Çok güzel söylemişsin: Bazen bir ilişkiyi kaybetmek, kazanmaktır... Sınırları belirlemeye başladığınızda, kimin bunlara saygı duyduğunu ve kimin onları kabul etmeye yanaşmadığını analiz etmeniz iyi olur. Bu bağlamda yanımızda bir kişinin bulunmasının iyi bir fikir olup olmadığını düşünmeliyiz.
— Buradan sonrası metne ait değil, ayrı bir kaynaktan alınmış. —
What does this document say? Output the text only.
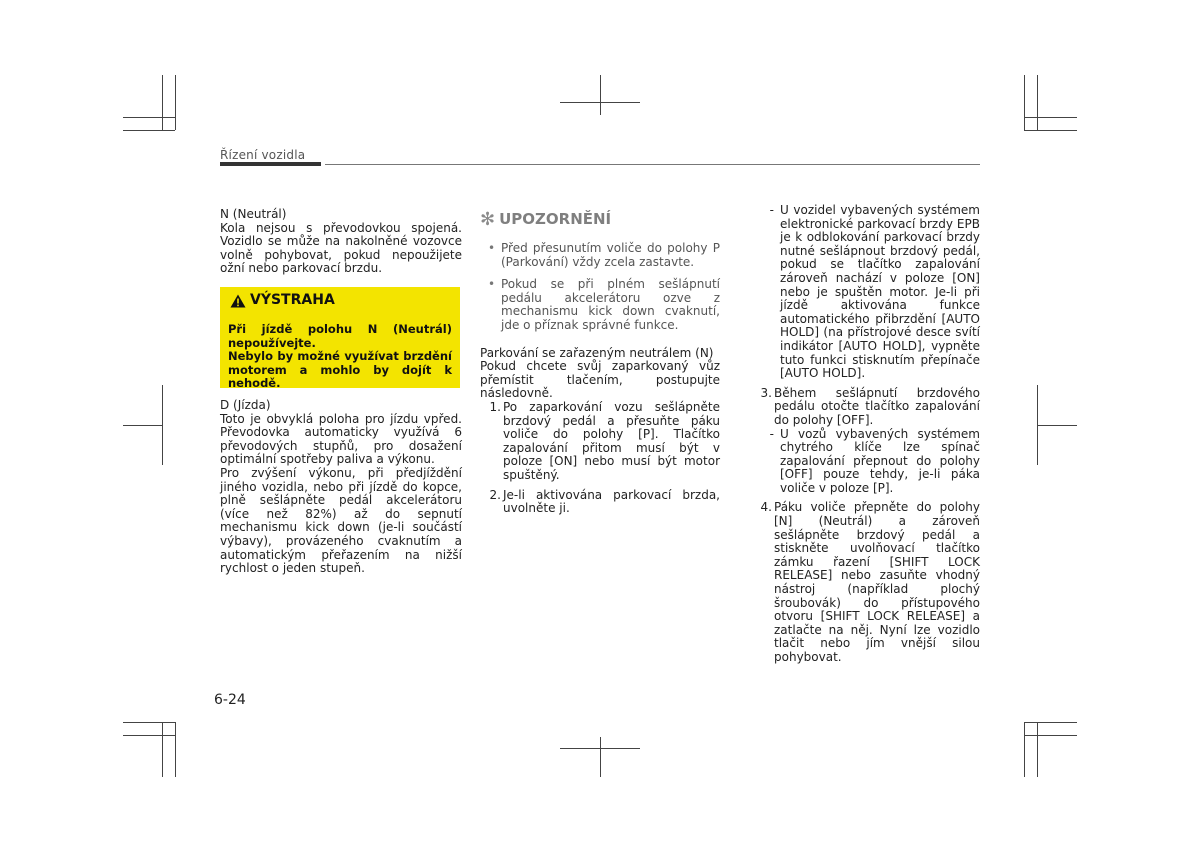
Řízení vozidla

N (Neutrál)

Kola nejsou s převodovkou spojená. Vozidlo se může na nakolněné vozovce volně pohybovat, pokud nepoužijete ožní nebo parkovací brzdu.

VÝSTRAHA

Při jízdě polohu N (Neutrál) nepoužívejte.

Nebylo by možné využívat brzdění motorem a mohlo by dojít k nehodě.

D (Jízda)

Toto je obvyklá poloha pro jízdu vpřed. Převodovka automaticky využívá 6 převodových stupňů, pro dosažení optimální spotřeby paliva a výkonu.

Pro zvýšení výkonu, při předjíždění jiného vozidla, nebo při jízdě do kopce, plně sešlápněte pedál akcelerátoru (více než 82%) až do sepnutí mechanismu kick down (je-li součástí výbavy), provázeného cvaknutím a automatickým přeřazením na nižší rychlost o jeden stupeň.

✻ UPOZORNĚNÍ
• Před přesunutím voliče do polohy P (Parkování) vždy zcela zastavte.
• Pokud se při plném sešlápnutí pedálu akcelerátoru ozve z mechanismu kick down cvaknutí, jde o příznak správné funkce.

Parkování se zařazeným neutrálem (N)

Pokud chcete svůj zaparkovaný vůz přemístit tlačením, postupujte následovně.

1. Po zaparkování vozu sešlápněte brzdový pedál a přesuňte páku voliče do polohy [P]. Tlačítko zapalování přitom musí být v poloze [ON] nebo musí být motor spuštěný.
2. Je-li aktivována parkovací brzda, uvolněte ji.
- U vozidel vybavených systémem elektronické parkovací brzdy EPB je k odblokování parkovací brzdy nutné sešlápnout brzdový pedál, pokud se tlačítko zapalování zároveň nachází v poloze [ON] nebo je spuštěn motor. Je-li při jízdě aktivována funkce automatického přibrzdění [AUTO HOLD] (na přístrojové desce svítí indikátor [AUTO HOLD], vypněte tuto funkci stisknutím přepínače [AUTO HOLD].
3. Během sešlápnutí brzdového pedálu otočte tlačítko zapalování do polohy [OFF].
- U vozů vybavených systémem chytrého klíče lze spínač zapalování přepnout do polohy [OFF] pouze tehdy, je-li páka voliče v poloze [P].
4. Páku voliče přepněte do polohy [N] (Neutrál) a zároveň sešlápněte brzdový pedál a stiskněte uvolňovací tlačítko zámku řazení [SHIFT LOCK RELEASE] nebo zasuňte vhodný nástroj (například plochý šroubovák) do přístupového otvoru [SHIFT LOCK RELEASE] a zatlačte na něj. Nyní lze vozidlo tlačit nebo jím vnější silou pohybovat.
6-24
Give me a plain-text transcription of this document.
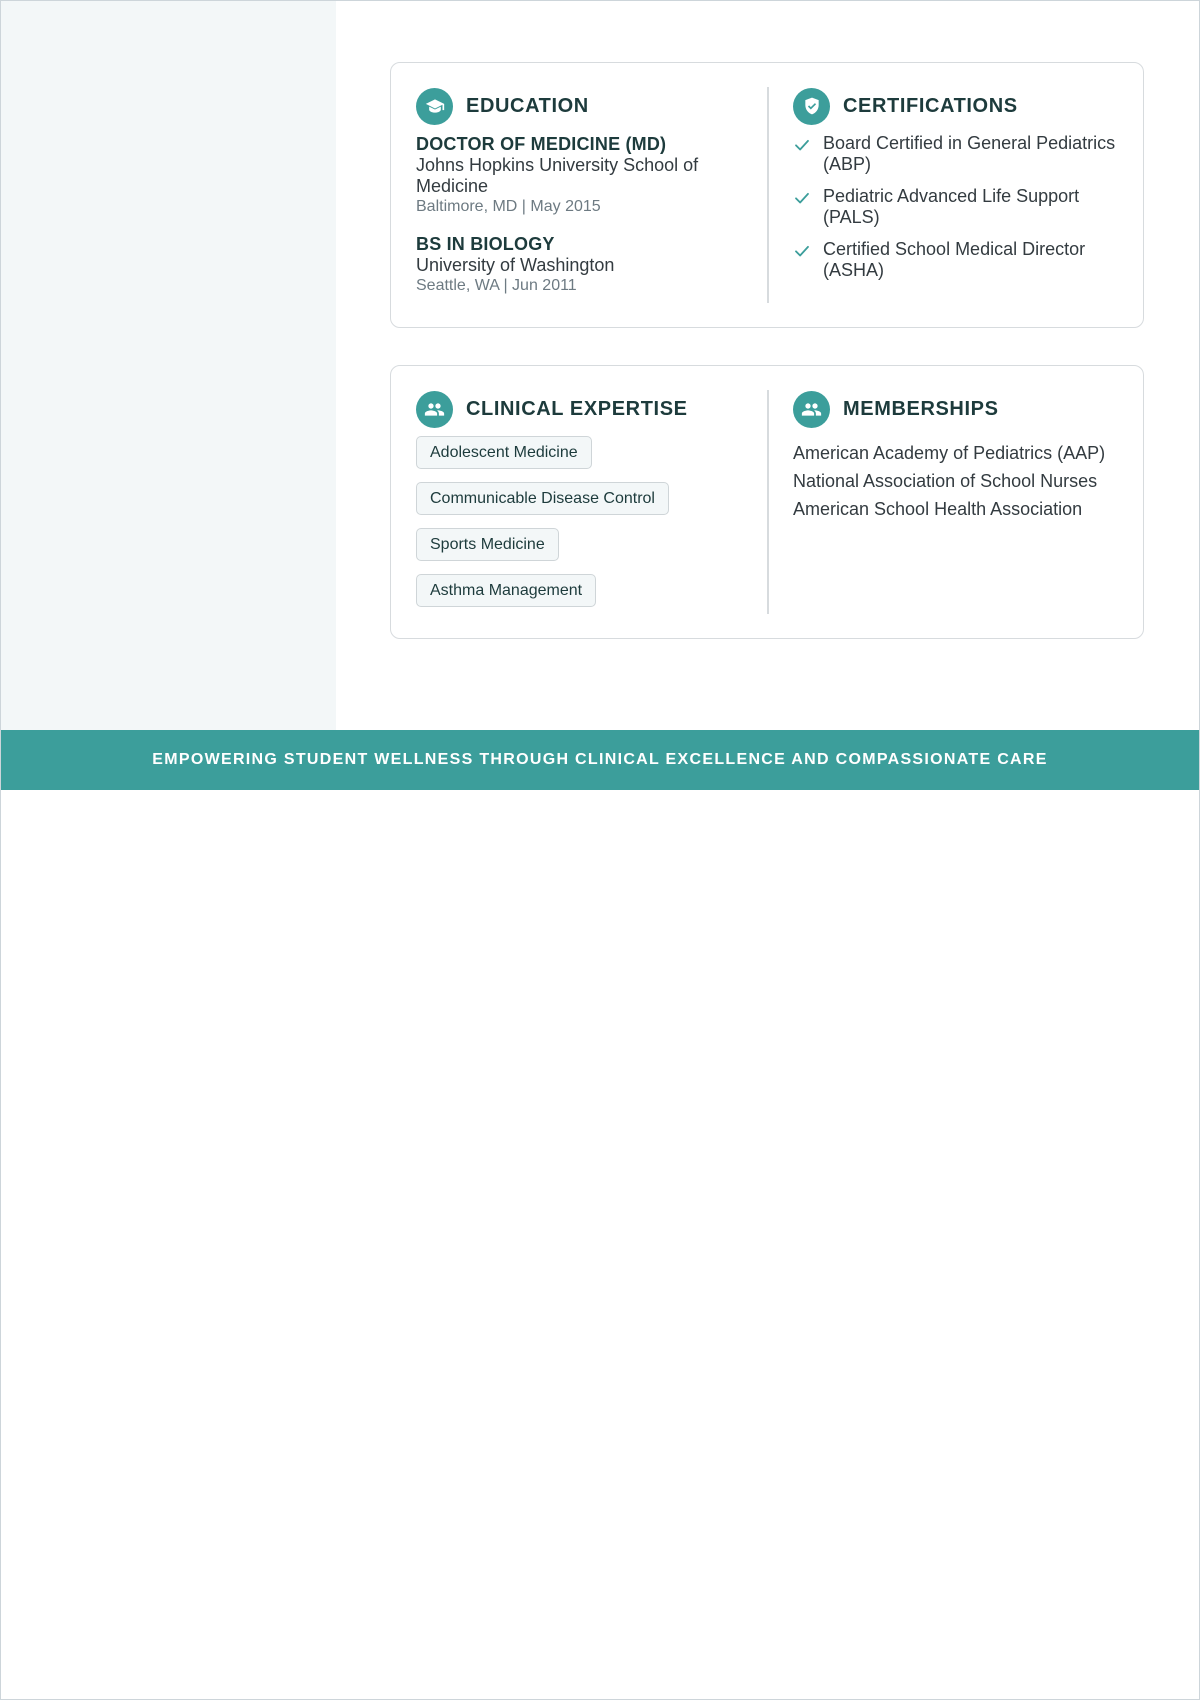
EDUCATION
DOCTOR OF MEDICINE (MD)
Johns Hopkins University School of Medicine
Baltimore, MD | May 2015
BS IN BIOLOGY
University of Washington
Seattle, WA | Jun 2011
CERTIFICATIONS
Board Certified in General Pediatrics (ABP)
Pediatric Advanced Life Support (PALS)
Certified School Medical Director (ASHA)
CLINICAL EXPERTISE
Adolescent Medicine
Communicable Disease Control
Sports Medicine
Asthma Management
MEMBERSHIPS
American Academy of Pediatrics (AAP)
National Association of School Nurses
American School Health Association
EMPOWERING STUDENT WELLNESS THROUGH CLINICAL EXCELLENCE AND COMPASSIONATE CARE
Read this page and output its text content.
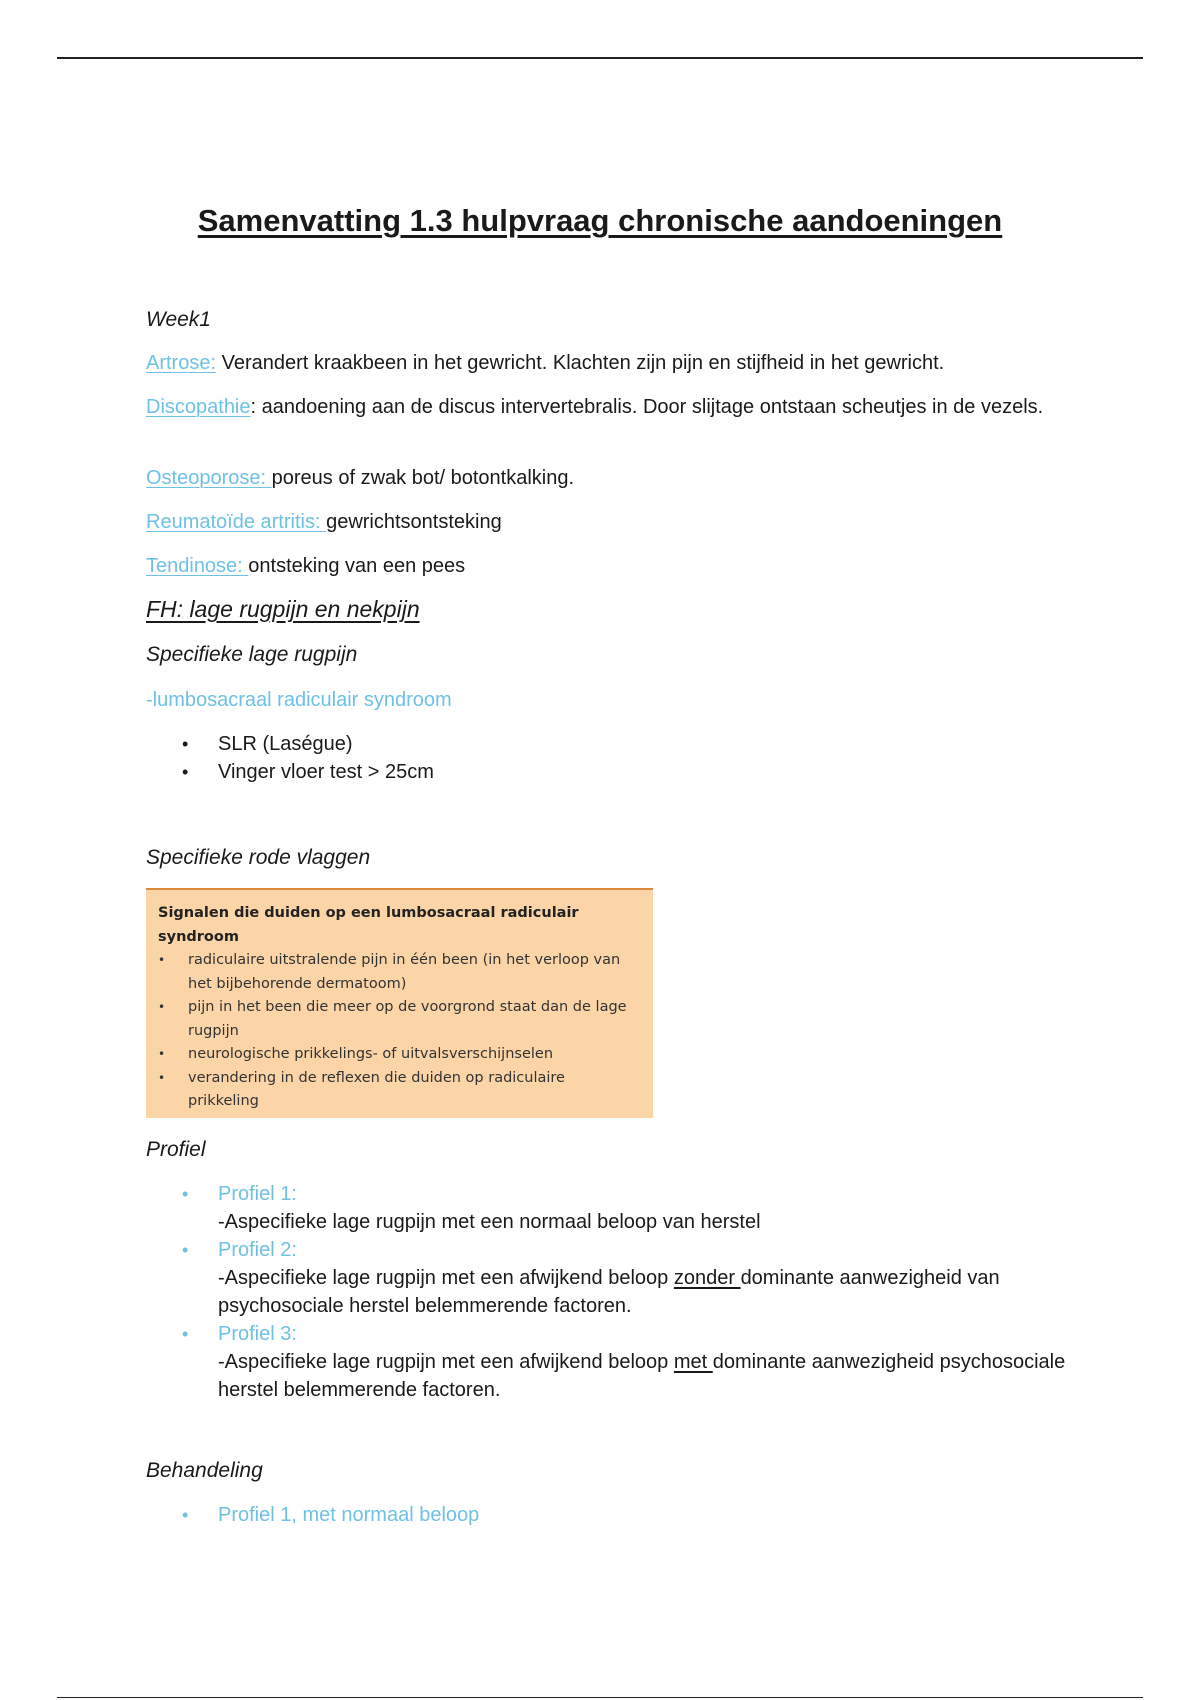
Samenvatting 1.3 hulpvraag chronische aandoeningen

Week1

Artrose: Verandert kraakbeen in het gewricht. Klachten zijn pijn en stijfheid in het gewricht.

Discopathie: aandoening aan de discus intervertebralis. Door slijtage ontstaan scheutjes in de vezels.

Osteoporose: poreus of zwak bot/ botontkalking.

Reumatoïde artritis: gewrichtsontsteking

Tendinose: ontsteking van een pees

FH: lage rugpijn en nekpijn

Specifieke lage rugpijn

-lumbosacraal radiculair syndroom

• SLR (Laségue)
• Vinger vloer test > 25cm

Specifieke rode vlaggen

Profiel

• Profiel 1:
-Aspecifieke lage rugpijn met een normaal beloop van herstel
• Profiel 2:
-Aspecifieke lage rugpijn met een afwijkend beloop zonder dominante aanwezigheid van psychosociale herstel belemmerende factoren.
• Profiel 3:
-Aspecifieke lage rugpijn met een afwijkend beloop met dominante aanwezigheid psychosociale herstel belemmerende factoren.

Behandeling

• Profiel 1, met normaal beloop
Signalen die duiden op een lumbosacraal radiculair syndroom
• radiculaire uitstralende pijn in één been (in het verloop van het bijbehorende dermatoom)
• pijn in het been die meer op de voorgrond staat dan de lage rugpijn
• neurologische prikkelings- of uitvalsverschijnselen
• verandering in de reflexen die duiden op radiculaire prikkeling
Eğer bu bağ sadece benim her zaman boyun eğmem ve uyumlu olmam şartıyla varsa, o bağın neye dayandığını gör. Sınırlar koymaya başladığımızda birileri sinirlenip bizden uzaklaşıyorsa, onları kaybetmek aslında kazanmaktır. Yanımda benimle ilgilenen, ihtiyaçlarımı dikkate alan insanların olmasını istiyorum. Diğerleri ise ruh sağlığımıza ve huzurumuza katkı sağlayacak kayıplardır.